Thousands of New Zealand school students plan to go “on strike” on March 15 to support a worldwide day of action over global warming.
The global strike is expected to bring tens of thousands of students on to the streets across Europe, the United States, Australia and other countries.
In New Zealand, national co-ordinator Sophie Handford said protests were being organised in more than 20 towns from Russell in the Bay of Islands to Invercargill.
She said more than 1000 people had said they were “interested” on Facebook sites for protests in each of the four main centres in Auckland, Wellington, Christchurch and Dunedin.
“We are thinking like definitely in the thousands across the country,” she said. “If we hit 5000, that will be awesome. If we hit more than that, that will be even better.”
Handford, 18, graduated from Kāpiti College last year and found herself acting as the national co-ordinator after she posted on Facebook asking who wanted to be part of a working group to organise local events on the global day of action.
“I had about 30 people on that one post saying me, me, me,” she said. “As soon as someone else started it, everyone else was keen to jump in and help.”
Handford is a Youth MP representing Mana MP Kris Faafoi at a Youth Parliament meeting in Wellington this week, and many of the other youth MPs have signed up to help.
“They are acting as contacts with all the MPs across the country,” she said.
In Wellington, students will assemble at Civic Square at 10am on March 15 and march to Parliament, where youth representatives will speak and then put questions to a cross-party panel of MPs.
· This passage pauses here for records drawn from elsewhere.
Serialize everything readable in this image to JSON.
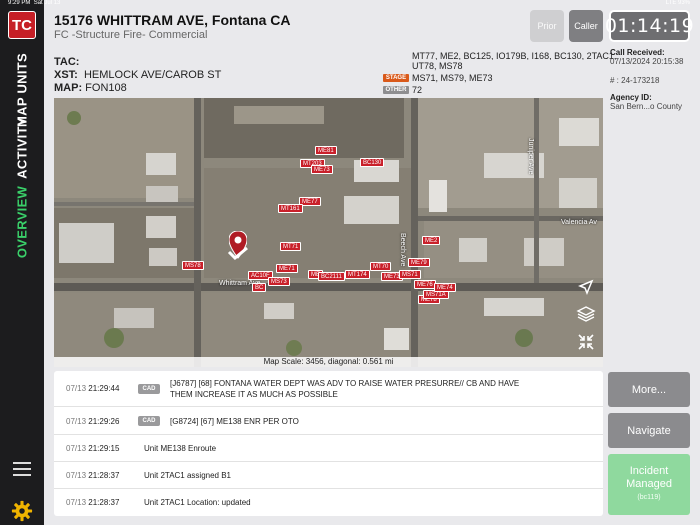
{
  "status_bar": {
    "time": "9:29 PM",
    "date": "Sat Jul 13",
    "signal": "LTE 93%"
  },
  "sidebar": {
    "logo": "TC",
    "tabs": [
      {
        "label": "MAP UNITS",
        "active": false
      },
      {
        "label": "ACTIVITY",
        "active": false
      },
      {
        "label": "OVERVIEW",
        "active": true
      }
    ]
  },
  "header": {
    "address": "15176 WHITTRAM AVE, Fontana CA",
    "call_type": "FC -Structure Fire- Commercial",
    "prior_label": "Prior",
    "caller_label": "Caller",
    "timer": "01:14:19"
  },
  "info": {
    "tac_label": "TAC:",
    "tac_value": "",
    "xst_label": "XST:",
    "xst_value": "HEMLOCK AVE/CAROB ST",
    "map_label": "MAP:",
    "map_value": "FON108",
    "units_line1": "MT77, ME2, BC125, IO179B, I168, BC130, 2TAC1,",
    "units_line2": "UT78, MS78",
    "stage_badge": "STAGE",
    "stage_units": "MS71, MS79, ME73",
    "other_badge": "OTHER",
    "other_value": "72"
  },
  "call_info": {
    "received_label": "Call Received:",
    "received_value": "07/13/2024 20:15:38",
    "number_label": "# :",
    "number_value": "24-173218",
    "agency_label": "Agency ID:",
    "agency_value": "San Bern...o County"
  },
  "map": {
    "scale_text": "Map Scale: 3456, diagonal: 0.561 mi",
    "streets": [
      "Whittram Ave",
      "Beech Ave",
      "Valencia Av",
      "Juniper Ave"
    ],
    "units": [
      "ME81",
      "BC130",
      "MT203",
      "ME73",
      "ME77",
      "MT161",
      "ME2",
      "MT71",
      "ME79",
      "MS78",
      "ME71",
      "AC10F",
      "BC",
      "MS73",
      "ME",
      "BC2111",
      "MT174",
      "ME73",
      "MS71",
      "ME76",
      "ME78",
      "MT70",
      "MS71A",
      "ME74"
    ]
  },
  "activity": [
    {
      "date": "07/13",
      "time": "21:29:44",
      "badge": "CAD",
      "text": "[J6787] [68] FONTANA WATER DEPT WAS ADV TO RAISE WATER PRESURRE// CB AND HAVE THEM INCREASE IT AS MUCH AS POSSIBLE"
    },
    {
      "date": "07/13",
      "time": "21:29:26",
      "badge": "CAD",
      "text": "[G8724] [67] ME138  ENR PER OTO"
    },
    {
      "date": "07/13",
      "time": "21:29:15",
      "badge": "",
      "text": "Unit ME138 Enroute"
    },
    {
      "date": "07/13",
      "time": "21:28:37",
      "badge": "",
      "text": "Unit 2TAC1 assigned B1"
    },
    {
      "date": "07/13",
      "time": "21:28:37",
      "badge": "",
      "text": "Unit 2TAC1 Location: updated"
    }
  ],
  "actions": {
    "more_label": "More...",
    "navigate_label": "Navigate",
    "incident_label": "Incident Managed",
    "incident_sub": "(bc119)"
  },
  "colors": {
    "active_tab": "#3ad16a",
    "logo": "#c61f26",
    "stage": "#d9591a",
    "incident": "#8fd99e",
    "unit_marker": "#c9202a"
  }
}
The group’s “demands” include an immediate ban on exploration and extraction of fossil fuels, regulating emissions from agriculture and supporting the Government’s Zero Carbon Act.
In Auckland, the group plans a rally at Aotea Square at midday.
A Youth MP representing New Plymouth-based list MP Andrew Little, Spotswood College Year 13 student Ethan Griffiths, said he was working with students at three other local colleges and hoped to rally at Puke Ariki Landing in the city centre.
“We are hoping to have some musical performances, some young people speaking,” he said.
NZ Secondary Principals Council chairman James Morris said school principals would not condone the strike.
“Whilst most principals would support students expressing support for climate change action, they would be reluctant to approve students taking time away from their classes to do so,” he said.
“I would expect that most principals would have attendance marked as ‘unjustified’ as per Ministry of Education guidelines for students who are absent to attend the ‘strike’.
“It would be a real sign of the students’ commitment to the cause if they chose to give up after school jobs or weekend activities to ‘strike’ rather than school time.”
However Ministry of Education deputy secretary Ellen MacGregor-Reid said awareness of the environment was an important part of the NZ curriculum.
“The NZ curriculum also encourages students to participate and take action as critical, informed and responsible citizens,” she said.
“As part of their curriculum schools may want to follow up on their students’ interest in social issues such as climate change. This can include discussion of ways they might raise awareness of these critical issues in their communities, including costs and benefits of any proposed action.”
The global movement was sparked by a 15-year-old Swedish schoolgirl Greta Thunberg, who decided last August to stay away from school until the Swedish general election on September 9.
She protested by sitting outside the Riksdag (Parliament) every day during school hours with a sign, “Skolstrejk för klimatet (School strike for climate)”.
Tens of thousands of students supported her at mass rallies across Germany and Switzerland last month.
A 13-year-old New York schoolgirl Alexandria Villasenor has also been protesting outside the United Nations building on every Friday since December.